Behind the Scenes: Artist Line and the W.O.W. Creative Team
Photo by Nate Brown
Wing on Wo & Co. debuts our artist line, which includes thematic collections made in collaboration with Asian American artists, ceramicists, and creatives. Each collection will take on a specific theme using porcelain and W.O.W.’s catalog of traditional porcelain patterns as an expression and medium to answer questions that connect narratives of identity and history to our present: how can we decolonize Chinese porcelain patterns and reinterpret them for our own Asian diasporic community? How can ceramic vessels encourage us to make our daily rituals sacred? How does iconography and symbols we see in our everyday life connect us?
W.O.W.’s inaugural artist line, our ritual and ceremony collection, centers on the theme of ritual and ceremony exploring questions: what rituals do we hold close and practice daily? How can ceramic vessels make these sacred?
Photo by Nate Brown
W.O.W. Artist Line’s creative director, Vivian Sangsukwirasathien, speaks about creating Wing on Wo’s Porcelain as Expression Zine and the process of developing the collection in this Q&A.
Can you speak more about the process of working with artisans in Jingdezhen?
The entire process was collaborative, bridging artists in New York with artisans in Jingdezhen. Tiffany Saw, the designer of the Togetherness Tray, attended a residency in Jingdezhen where she learned traditional carving techniques and adopted them into her own practice.

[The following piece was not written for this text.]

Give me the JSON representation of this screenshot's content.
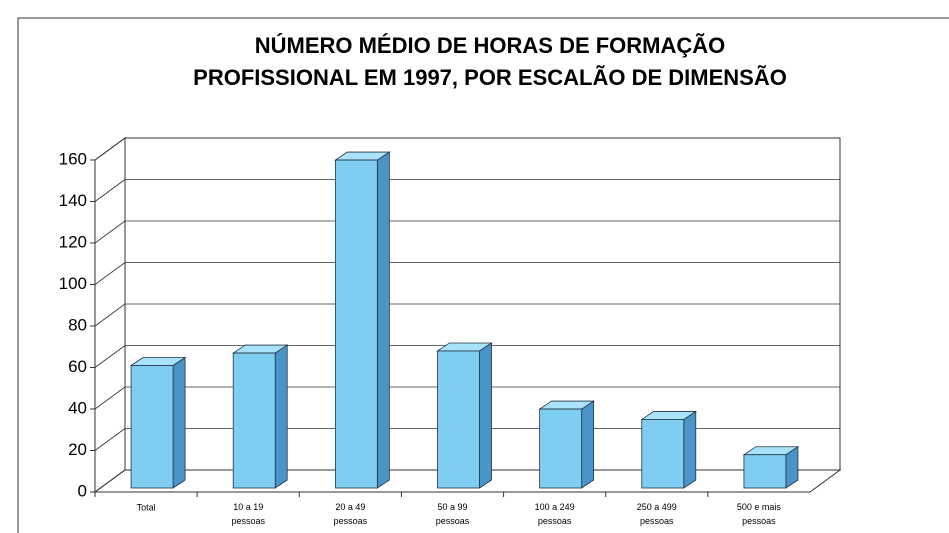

Tiffany and the W.O.W. Creative Team narrowed in on particular motifs special to us and I worked with artisans in Jingdezhen to translate our artistic visions into reinterpretations of beloved, traditional prints while accounting for the technical and functional aspects of porcelain-making.
Initial Sketches of the Togetherness Tray
What does it mean to reinterpret tradition through a diasporic lens in your practice?
For this collection, we wanted to find a way to reclaim porcelain and its tradition by rooting in memories of life at home and childhood. Having worked at an auction house and with various galleries, it meant reflecting on traditional art historical views of porcelain and reconciling those views with my own personal experience of using and growing up with porcelain in a very casual way. In doing so, I hope that these pieces can feel more accessible in language and cultural history to relate and connect with those of the diaspora.
What was your inspiration for the motifs in the ritual and ceremony collection?
I wanted to include patterns based on motifs that are part of our childhoods and everyday life. We chose bok choy in particular because it is an everyday staple in Chinese culture and life; it’s commonly used in sculptures and I often see it being grown on apartment balconies or preserved and stored for the winter. I also think that bok choy is an integral pattern of W.O.W.’s collective history as a store and community space. I recall how bok choy is a beloved pattern by Mei’s grandmother when she sourced large dishes from Hong Kong and how Gary, Mei’s Dad, lured the lion dancers into the store using napa cabbage during Lunar New Year celebrations.
Bok Choy Sharing Bowl Set, Photos by Mischelle Moy
What do you see as the future of porcelain?
We envisioned the Porcelain as Expression zine as an offering-- an opportunity to rethink what porcelain practice would mean today and what it might look like for different artists. The zine offers a new way of interacting with porcelain and its history. I see this zine as a jumping-off point to view and interpret porcelain differently and inspire a rejuvenated way to transform and innovate different aspects of the porcelain-making process. This zine and collection were one of the most collaborative projects I’ve taken part in. The future of porcelain is definitely a collaborative one, and it has been such a great experience to build towards creating something greater than us!